Series: Keeping future in sight key to Transplant Center's success
For the past 10 years, Vanderbilt University Medical Center has housed one of the nation's top transplant programs.
The Transplant Center is a comprehensive program that is unique in its operation — all of its services are located in one facility. This arrangement allows physicians and patients to share in the educational, research and clinical options available through the programs offered at the site.
Despite the collaborative efforts of the many transplant programs, the director of the center said there is still one problem that faces the multidisciplinary team — how to increase the number of donor organs available for transplantation.
"Our biggest problem is not how to do transplants better," said Dr. J. Harold Helderman, Professor of Medicine, Professor of Microbiology and Immunology and Medical Director of the Transplant Center. "But that we have so few organs.
"We perform transplants well and we can only make small improvements there. In the future there is a great deal of research directed at finding ways to improve the organ supply in sociopolitical ways and through xeno transplantation."
Helderman said that organ transplantation coupled with a concrete understanding of the immune system process and improved anti-rejection medications, has become very successful as a standard approach in the management of failed internal organs.
For now much attention has been focused on xeno transplantation and the possibility it brings to creating a whole new field of organs available for human transplantation. It also brings a host of challenges.
"Xeno transplantation is very promising, but it will take a lot of work," admits Dr. Richard Norris Pierson III, assistant professor of cardiac and thoracic surgery. "We need to get to where it's not of high cost to the patient. It's expensive physiologically. The anti-rejection drugs are very powerful and have a number of side effects.
"We are working on finding tricks to fool the immune system to make xenotransplantation successful. It's a formidable challenge."
The problems researchers face while developing this type of transplantation include hyperacute rejection, accelerated vascular rejection and the possibility of pig organs transmitting viruses and other diseases to human recipients.

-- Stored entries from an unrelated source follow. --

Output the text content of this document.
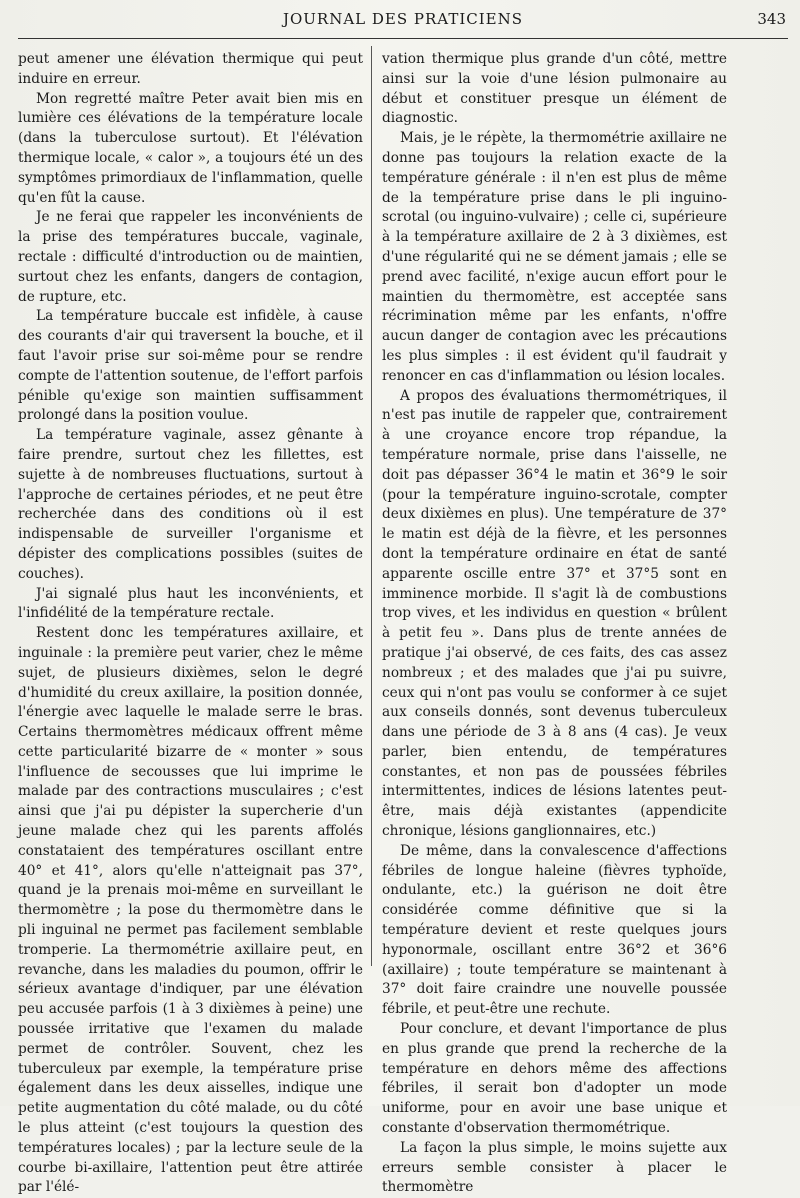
JOURNAL DES PRATICIENS	343

peut amener une élévation thermique qui peut induire en erreur.

Mon regretté maître Peter avait bien mis en lumière ces élévations de la température locale (dans la tuberculose surtout). Et l'élévation thermique locale, « calor », a toujours été un des symptômes primordiaux de l'inflammation, quelle qu'en fût la cause.

Je ne ferai que rappeler les inconvénients de la prise des températures buccale, vaginale, rectale : difficulté d'introduction ou de maintien, surtout chez les enfants, dangers de contagion, de rupture, etc.

La température buccale est infidèle, à cause des courants d'air qui traversent la bouche, et il faut l'avoir prise sur soi-même pour se rendre compte de l'attention soutenue, de l'effort parfois pénible qu'exige son maintien suffisamment prolongé dans la position voulue.

La température vaginale, assez gênante à faire prendre, surtout chez les fillettes, est sujette à de nombreuses fluctuations, surtout à l'approche de certaines périodes, et ne peut être recherchée dans des conditions où il est indispensable de surveiller l'organisme et dépister des complications possibles (suites de couches).

J'ai signalé plus haut les inconvénients, et l'infidélité de la température rectale.

Restent donc les températures axillaire, et inguinale : la première peut varier, chez le même sujet, de plusieurs dixièmes, selon le degré d'humidité du creux axillaire, la position donnée, l'énergie avec laquelle le malade serre le bras. Certains thermomètres médicaux offrent même cette particularité bizarre de « monter » sous l'influence de secousses que lui imprime le malade par des contractions musculaires ; c'est ainsi que j'ai pu dépister la supercherie d'un jeune malade chez qui les parents affolés constataient des températures oscillant entre 40° et 41°, alors qu'elle n'atteignait pas 37°, quand je la prenais moi-même en surveillant le thermomètre ; la pose du thermomètre dans le pli inguinal ne permet pas facilement semblable tromperie. La thermométrie axillaire peut, en revanche, dans les maladies du poumon, offrir le sérieux avantage d'indiquer, par une élévation peu accusée parfois (1 à 3 dixièmes à peine) une poussée irritative que l'examen du malade permet de contrôler. Souvent, chez les tuberculeux par exemple, la température prise également dans les deux aisselles, indique une petite augmentation du côté malade, ou du côté le plus atteint (c'est toujours la question des températures locales) ; par la lecture seule de la courbe bi-axillaire, l'attention peut être attirée par l'élé-

vation thermique plus grande d'un côté, mettre ainsi sur la voie d'une lésion pulmonaire au début et constituer presque un élément de diagnostic.

Mais, je le répète, la thermométrie axillaire ne donne pas toujours la relation exacte de la température générale : il n'en est plus de même de la température prise dans le pli inguino-scrotal (ou inguino-vulvaire) ; celle ci, supérieure à la température axillaire de 2 à 3 dixièmes, est d'une régularité qui ne se dément jamais ; elle se prend avec facilité, n'exige aucun effort pour le maintien du thermomètre, est acceptée sans récrimination même par les enfants, n'offre aucun danger de contagion avec les précautions les plus simples : il est évident qu'il faudrait y renoncer en cas d'inflammation ou lésion locales.

A propos des évaluations thermométriques, il n'est pas inutile de rappeler que, contrairement à une croyance encore trop répandue, la température normale, prise dans l'aisselle, ne doit pas dépasser 36°4 le matin et 36°9 le soir (pour la température inguino-scrotale, compter deux dixièmes en plus). Une température de 37° le matin est déjà de la fièvre, et les personnes dont la température ordinaire en état de santé apparente oscille entre 37° et 37°5 sont en imminence morbide. Il s'agit là de combustions trop vives, et les individus en question « brûlent à petit feu ». Dans plus de trente années de pratique j'ai observé, de ces faits, des cas assez nombreux ; et des malades que j'ai pu suivre, ceux qui n'ont pas voulu se conformer à ce sujet aux conseils donnés, sont devenus tuberculeux dans une période de 3 à 8 ans (4 cas). Je veux parler, bien entendu, de températures constantes, et non pas de poussées fébriles intermittentes, indices de lésions latentes peut-être, mais déjà existantes (appendicite chronique, lésions ganglionnaires, etc.)

De même, dans la convalescence d'affections fébriles de longue haleine (fièvres typhoïde, ondulante, etc.) la guérison ne doit être considérée comme définitive que si la température devient et reste quelques jours hyponormale, oscillant entre 36°2 et 36°6 (axillaire) ; toute température se maintenant à 37° doit faire craindre une nouvelle poussée fébrile, et peut-être une rechute.

Pour conclure, et devant l'importance de plus en plus grande que prend la recherche de la température en dehors même des affections fébriles, il serait bon d'adopter un mode uniforme, pour en avoir une base unique et constante d'observation thermométrique.

La façon la plus simple, le moins sujette aux erreurs semble consister à placer le thermomètre
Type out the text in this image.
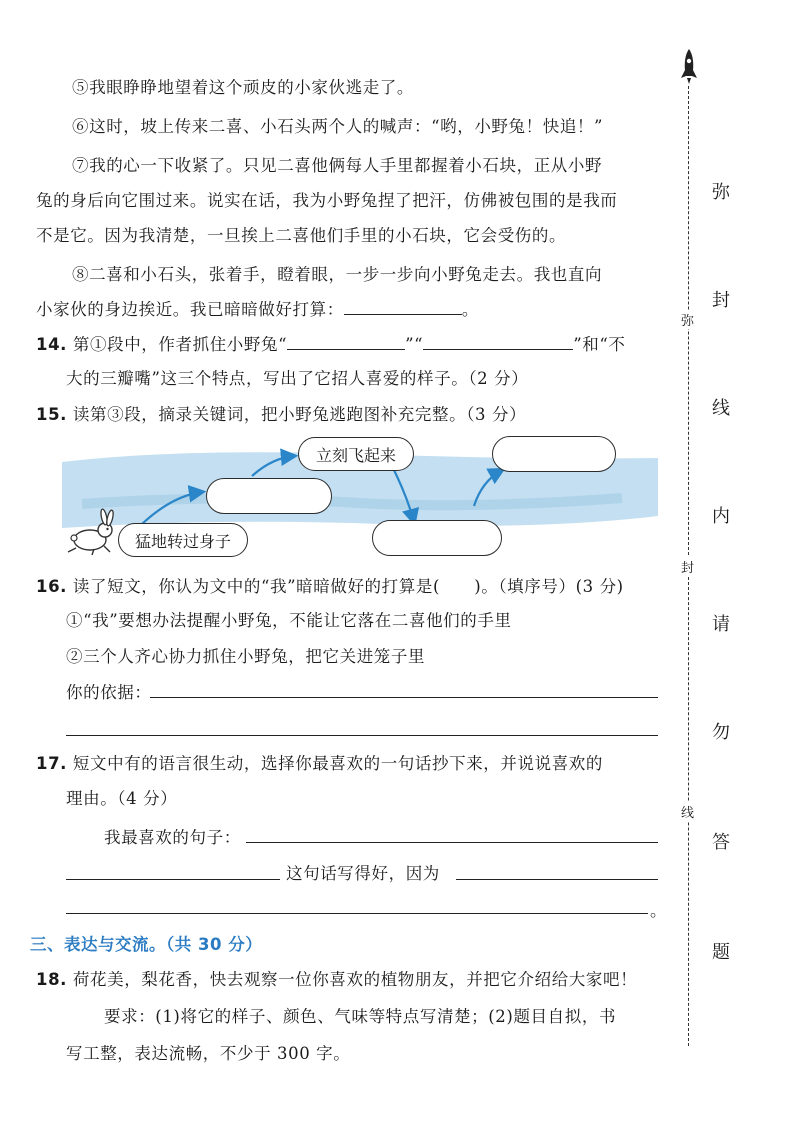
⑤我眼睁睁地望着这个顽皮的小家伙逃走了。
⑥这时，坡上传来二喜、小石头两个人的喊声：“哟，小野兔！快追！”
⑦我的心一下收紧了。只见二喜他俩每人手里都握着小石块，正从小野
兔的身后向它围过来。说实在话，我为小野兔捏了把汗，仿佛被包围的是我而
不是它。因为我清楚，一旦挨上二喜他们手里的小石块，它会受伤的。
⑧二喜和小石头，张着手，瞪着眼，一步一步向小野兔走去。我也直向
小家伙的身边挨近。我已暗暗做好打算：	。
14. 第①段中，作者抓住小野兔“	”“	”和“不
大的三瓣嘴”这三个特点，写出了它招人喜爱的样子。（2 分）
15. 读第③段，摘录关键词，把小野兔逃跑图补充完整。（3 分）
猛地转过身子
立刻飞起来
16. 读了短文，你认为文中的“我”暗暗做好的打算是(　　)。（填序号）(3 分)
①“我”要想办法提醒小野兔，不能让它落在二喜他们的手里
②三个人齐心协力抓住小野兔，把它关进笼子里
你的依据：
17. 短文中有的语言很生动，选择你最喜欢的一句话抄下来，并说说喜欢的
理由。（4 分）
我最喜欢的句子：
这句话写得好，因为
。
三、表达与交流。（共 30 分）
18. 荷花美，梨花香，快去观察一位你喜欢的植物朋友，并把它介绍给大家吧！
要求：(1)将它的样子、颜色、气味等特点写清楚；(2)题目自拟，书
写工整，表达流畅，不少于 300 字。
弥
封
线
弥
封
线
内
请
勿
答
题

"We are working on solutions to all of these," Pierson said. "We are testing both the heart and the lung from transgenetic pigs.
"It is technically possible to sew one of these organs into a patient today and the patient could survive for a couple of months, but the questions still exist when will it be appropriate and in which patients."
Pierson said many transplant and research experts are split on the subject. Some say the procedure should already be in use. Others say, as an alternative treatment, the potential is there for use in the first decade of the 21st century.
But while many in the field question the readiness of such transplant procedures, the fact remains that without a formidable anti-rejection medication, it's a mute point.
Helderman once wrote in an editorial review that the history of solid organ transplantation could be described as the function of the anti-rejection medications that were available. Now there are so many drugs available that the medical personnel are not sure how to use them yet.
He describes the history of anti-rejection drugs that began as experimentation in 1954. Nearly 40 years later the discovery of Imuran, a Nobel Prize winner, allowed for the transplantation of cadaver kidneys with a 50 percent success rate. In 1983 the introduction of Cyclosporin. This drug's effectiveness made the kidney transplant the renal replacement of choice over dialysis. It also boosted the success rates of heart, liver, lung and pancreas transplants. And today we use designer drugs, which allows for different drug combinations for the best outcome.
"We now have so many options that the strategy of transplantation has changed," said Helderman. "Any size no longer fits all. There are many new agents. Now we are trying to figure out what drugs work best for a given patient with the least side effects."
There are three views of the future of transplantation. The first vision involves xeno transplantation; the second places emphasis on learning how to induce total tolerance for a new organ, which eradicates the need for anti-rejection medications and the third vision calls for the continued use of anti-rejection medications with lower side effects and toxicity levels.
"The first two ideas are laudatory, but are not attainable in the next 10 years, said Helderman. "The third vision is the one I take. It's how we practice now. We all hope, dream and pray for the first two to occur, but we don't expect them soon."